İlgili sendikanın yetkili olduğu 2015 yılı Şubat görüşmelerinde, yetkili sendika 6 aylık periyotlarla 6 taksitle promosyon ödemesine imza atmış ve sonrasında eğitim camiasından gelen tepkiler üzerine çark etmiş, sonrasında da iptali için uğraşılmış, nihayet yaşanan onca karmaşadan sonra ihale bitirilebilmişti. Bugün bize ne faydası var diyenler o gün kendi faydasızlıklarını belgelemişlerdi.

Bu süreçten sonra gerek üniversitemiz gerekse MEB'de yetkili sendika olarak girdiğimiz görüşmelerde ilgili kurum yetkililerinin bütün olmazlarına ve itirazlarına rağmen, bankaya sonradan katılan çalışanların da promosyon alması, gidenin ise geri ödememesi, peşin alınmasını, işlemlerden hiçbir ücret alınmaması gibi ana konuları şartnamede olmazsa olmazımız olarak ortaya koyduk. Üyelerimizle sürecin her aşamasını istişare ettik. Yaşanan olumsuzlukların önüne geçmek için tedbirlerimizi aldık. 81 il ve ilçelerimizde yapılan anlaşmaları kayıt altına aldık. Bütün bankaların dahil olabileceği rekabet ortamını oluşturmak için şartnameyi en ince detayına varıncaya değin çalıştık. Tabii TES Karaman Şubesindeki arkadaşlar promosyon çalışmalarını sadece ihale anından ibaret sandıkları için bu talihsiz açıklamayı yapmalarını çok görmüyoruz. Sadece taze şube başkanının ilk açıklamasını, bu güzel kazanımı hazmedememek üzerinden yapınca garipsediğimizi belirtmemiz gerekir. Keşke ortaya koyulan emeği ve bütün eğitim çalışanlarının memnun olduğu bu sonucu takdir edebilselerdi.
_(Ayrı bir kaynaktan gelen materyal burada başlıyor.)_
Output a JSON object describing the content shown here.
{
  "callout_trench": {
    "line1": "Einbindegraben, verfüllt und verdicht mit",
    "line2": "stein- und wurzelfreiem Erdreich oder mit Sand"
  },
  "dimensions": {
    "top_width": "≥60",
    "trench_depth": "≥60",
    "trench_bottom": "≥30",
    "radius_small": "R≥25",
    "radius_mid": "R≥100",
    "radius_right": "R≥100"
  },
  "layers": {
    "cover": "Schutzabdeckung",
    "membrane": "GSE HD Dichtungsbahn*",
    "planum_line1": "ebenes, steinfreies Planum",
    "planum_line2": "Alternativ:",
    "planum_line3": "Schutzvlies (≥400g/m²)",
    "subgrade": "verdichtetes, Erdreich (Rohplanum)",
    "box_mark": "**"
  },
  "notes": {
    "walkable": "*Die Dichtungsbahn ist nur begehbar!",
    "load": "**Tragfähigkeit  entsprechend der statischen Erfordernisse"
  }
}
Hepimizi temsil eden ve güzel bir kazanım elde eden yetkili sendikaya, ilgili kurum ve kuruluşlara teşekkür ediyoruz diyebilme erdemini gösterebilirlerdi ya da en azından susabilselerdi. Bu vesileyle biraz takdir kazanabilirlerdi. Maalesef bu fırsatı yine kaybettiler.

Söz konusu sendikanın hiçbir şey yapmadığımızı iddia ettiği son görüşme esnasında da genelge gereği orda olan sendika yetkilimiz; bütün Türkiye'de yapılan promosyon ihalelerine vakıf olduğumuzu beyan ederek, eğitim çalışanlarımıza hak ettiği kıymetin verilmesi gerektiğini aksi taktirde imza atmayacağımızı açıkça deklare etmiştir. Buna gözlemci sıfatıyla orada bulunan sendikalar da şahittir. Tabii kulaklarını sıkıca kapatıp gözlerini yumanlara ne söylense kar etmez. Ama biz bu tavrı çok iyi biliyoruz: Toplu Sözleşme Masasında olduğu gibi erketeye yatıp aman fazla bir şey alınmasın demek için beklemek ve dışarıya bütün olumsuzlukları canlı yayınla sunup bilgi kirliliği oluşturmak, işveren karşısında eylem kırmak…Şunu sormak lazım promosyon görüşmelerini gözlemleyen söz konusu sendika yetkilisine ihalede rakamlar arttıkça sevindin mi yoksa tüh diyerek üzüldün mü? Bir de şöyle soralım soruyu, eğer bu promosyonda istenilen elde edilemeseydi siz yetkili sendika olan EBS hakkında nasıl bir açıklama yapacaktınız? Biz sizin pek marifetli olduğunuz o ip cambazlığınızla istenen alınamadığında bizim kaybettiğimizi söylediğinizi, bir kazanım olduğunda da siz ne yaptınız ki hükümet verdi dediğinizi çok iyi biliyoruz. Burada da aynı tavır içindesiniz. Öncesi itibariyle akıtılan tere ve verilen emeğe saygı duymayanın , emekçinin hakkını nasıl koruyacağını da kamuoyunun takdirine bırakıyoruz. Alelacele kaleme alınmış açıklamanın diğer kısımlarını da; bir müsabaka esnasında diğerinin başarısını görünce zırıncamaya başlayan ve tamam bunu yaptın ama bir de şu ağırlığı kaldırabilirsen kabul ederim diyen bir çocuğun haleti ruhiyesine benzetiyoruz. Bunu da başkanın henüz taze olmasına veriyoruz. Zamanla öğrenilecektir elbet. Ama bütün eğitim çalışanlarının istifade ettiği kazanımdan rahatsız olup bunu itibarsızlaştırmaya çalışmak nasıl bir ruh halidir ve nasıl bir sendikal anlayıştır? Bunu anlamakta gerçekten zorlanıyoruz.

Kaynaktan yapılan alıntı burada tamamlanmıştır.